Una vez en la cima, pasaron por entre las columnas dóricas, posteriormente llamadas antepuertas, que estaba labrando Mnesicles, y Fidias, con el cincel en la mano y la túnica cubierta de polvo blanco, como fina capa de nieve, los codujo a la estancia de las sacerdotisas de la diosa, conocida como Partenón, que se hallaba en la parte occidental del templo. Mientras se esperaba a que llegasen los demás, Sócrates a través de las columnas miró a la ciudad, que bullía allá abajo, y dijo para sí: “Pese a todo, no hay otra igual, solo en ella se pude pensar en libertad.

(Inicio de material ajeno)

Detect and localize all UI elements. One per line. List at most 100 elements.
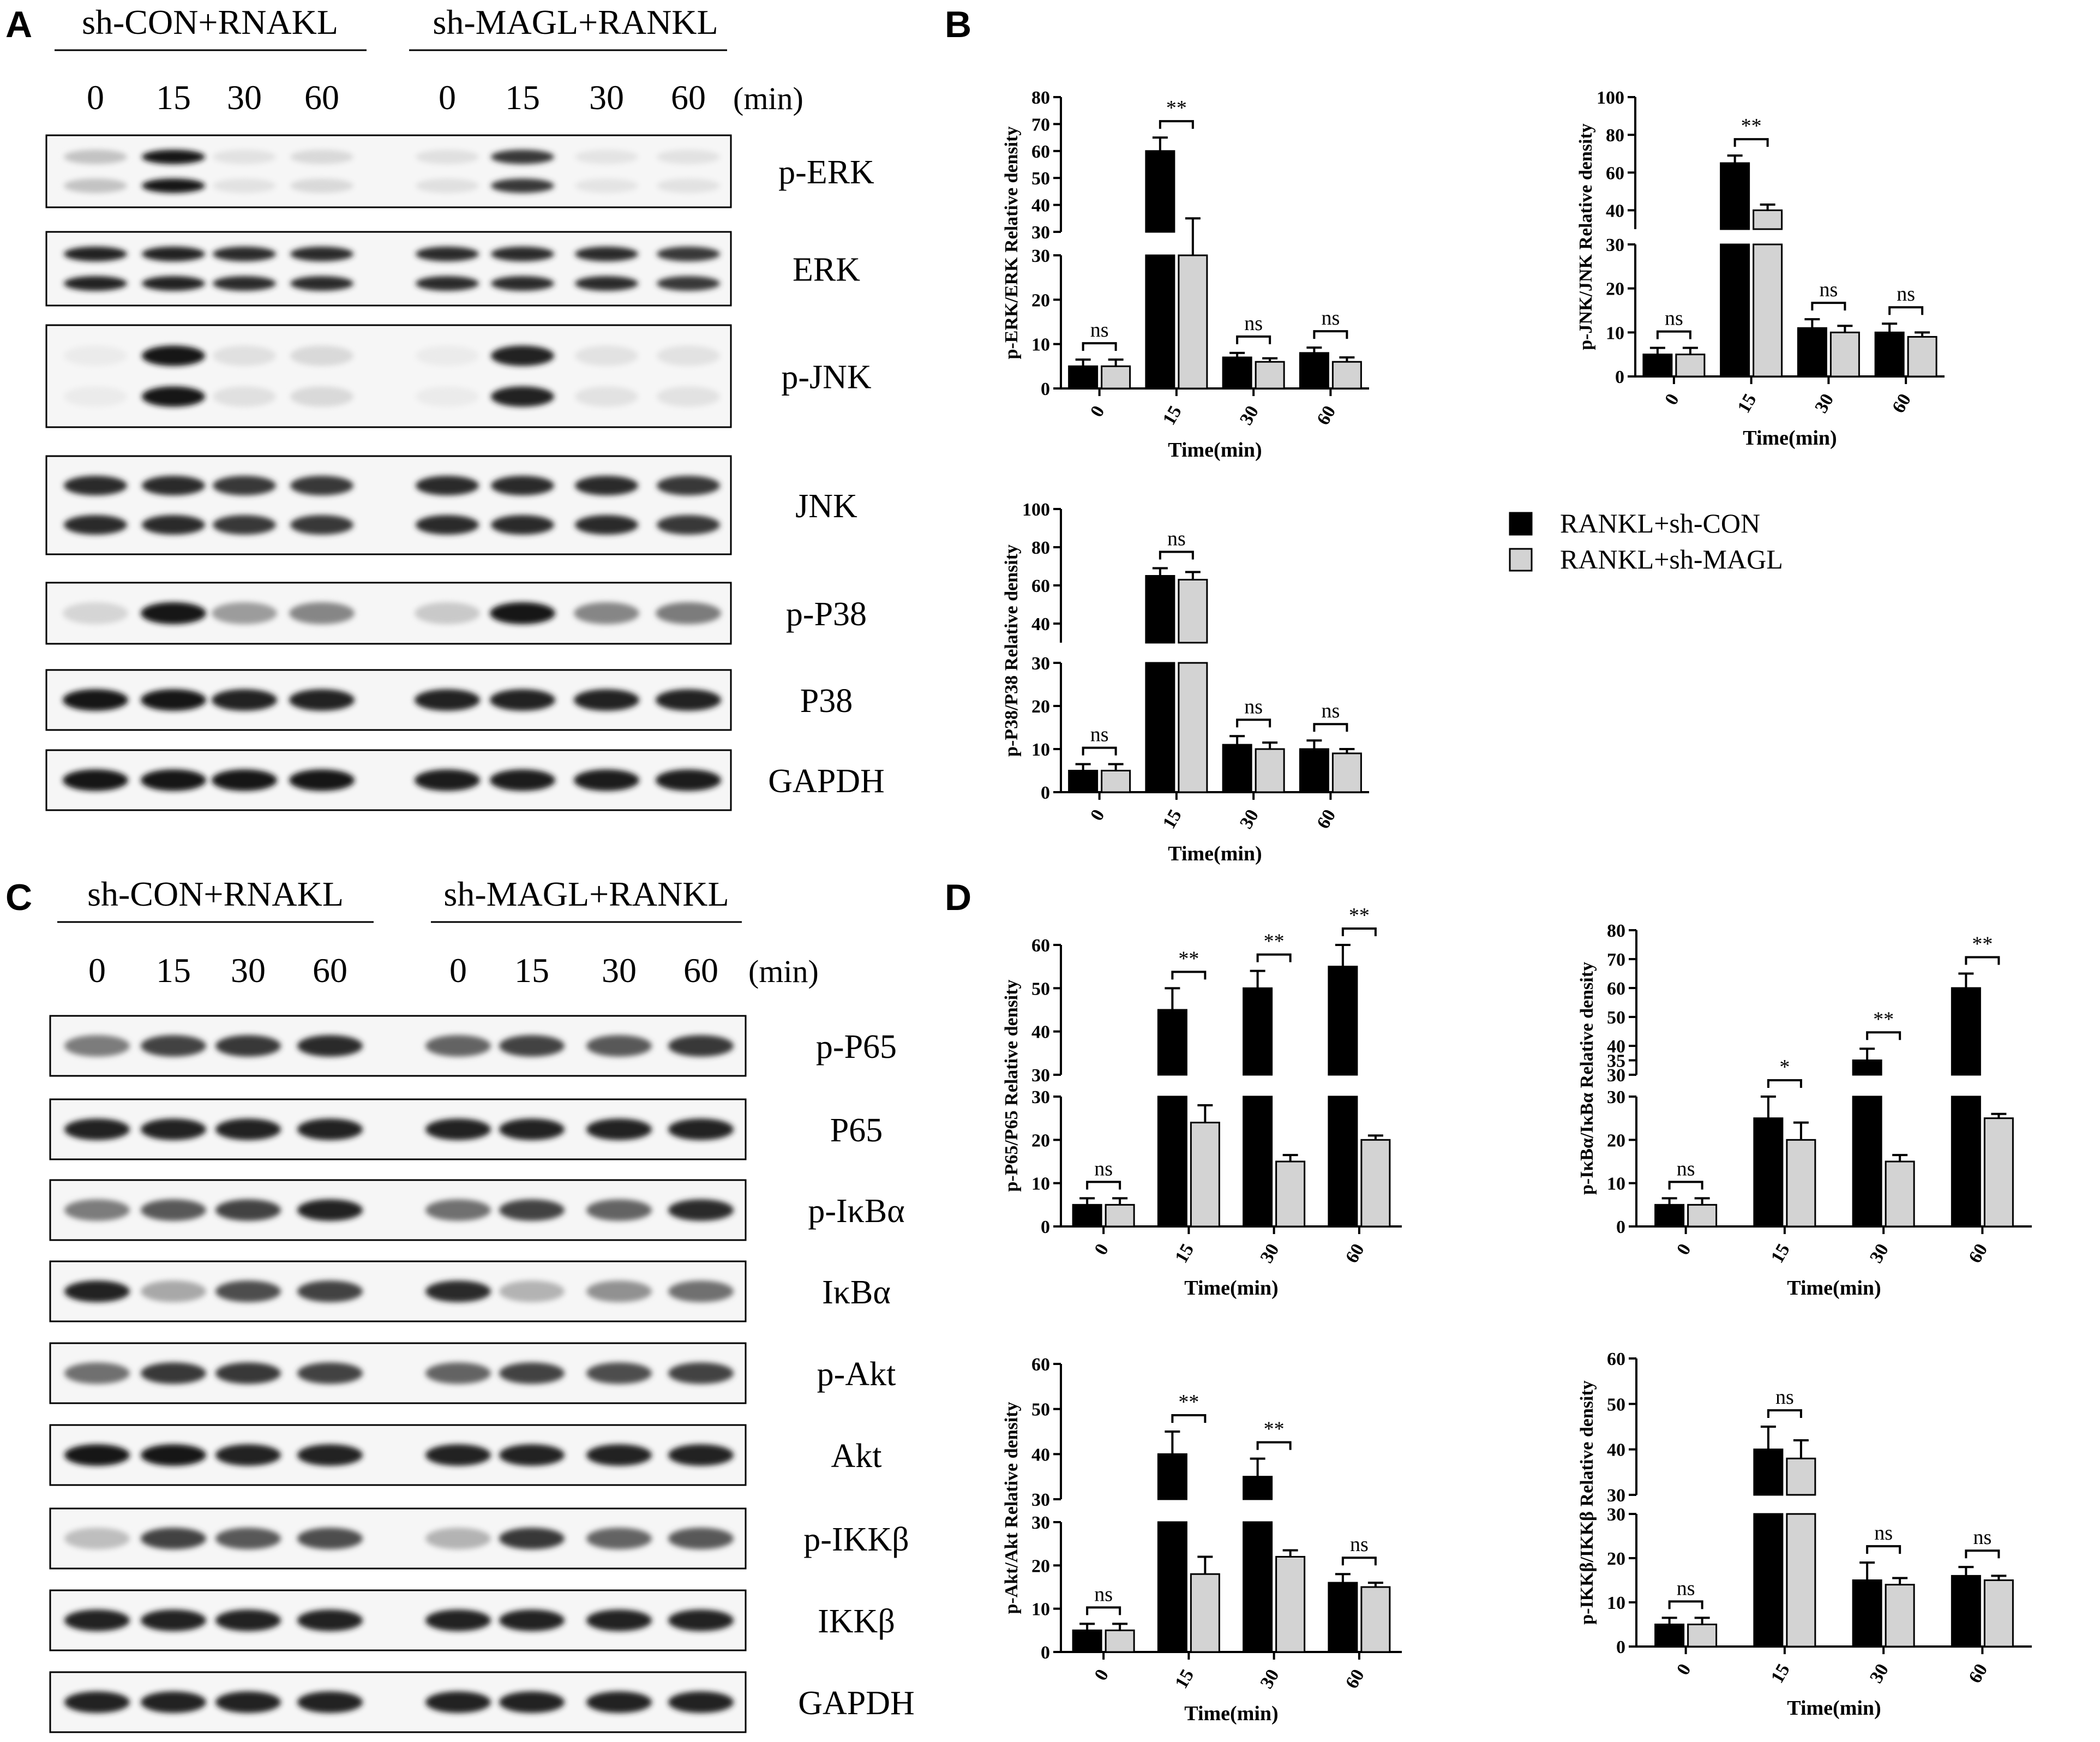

Pero es posible que los atenienses no se den cuenta de lo afortunados que son de haber nacido en esta ciudad y en este momento. Es posible, porque los hombres acostumbramos a olvidar nuestra propia fortuna y a apreciar la de los demás”. Poco a poco fueron llegando Gorgias, Eurípides, Diógenes de Apolinia y Sófocles. El último en entrar en la sala de las vírgenes fue Zenón de Elea, el discípulo más brillante de Parménides, que venía absorto en una nueva paradoja, la de la carrera de Aquiles y la tortuga, empeñado en demostrar que el movimiento no existía, sin darse cuenta de que con ese juego lógico solo lograría divertir otra vez a los atenienses e irritar todavía un poco más a Sócrates.

 

Cuando estuvieron todos, muchos de los cuales eran metecos, se guardó un profundo silencio, esperando lo que iba a hacer Fidias. Fidias, malhumorado, retiró el velo y el mármol modelado quedó al descubierto. Entonces, el asombro fue unánime: el mármol se movía, tenía vida. En aquel momento, ninguno de los presentes –tampoco Protágoras, siempre tan escéptico– habría estado en desacuerdo con el juramento por todos los dioses que haría unos cuantos años más tarde un personaje de Jenofonte, otro de los discípulos de Sócrates: “No daría la belleza por todo el poder del rey de Persia”.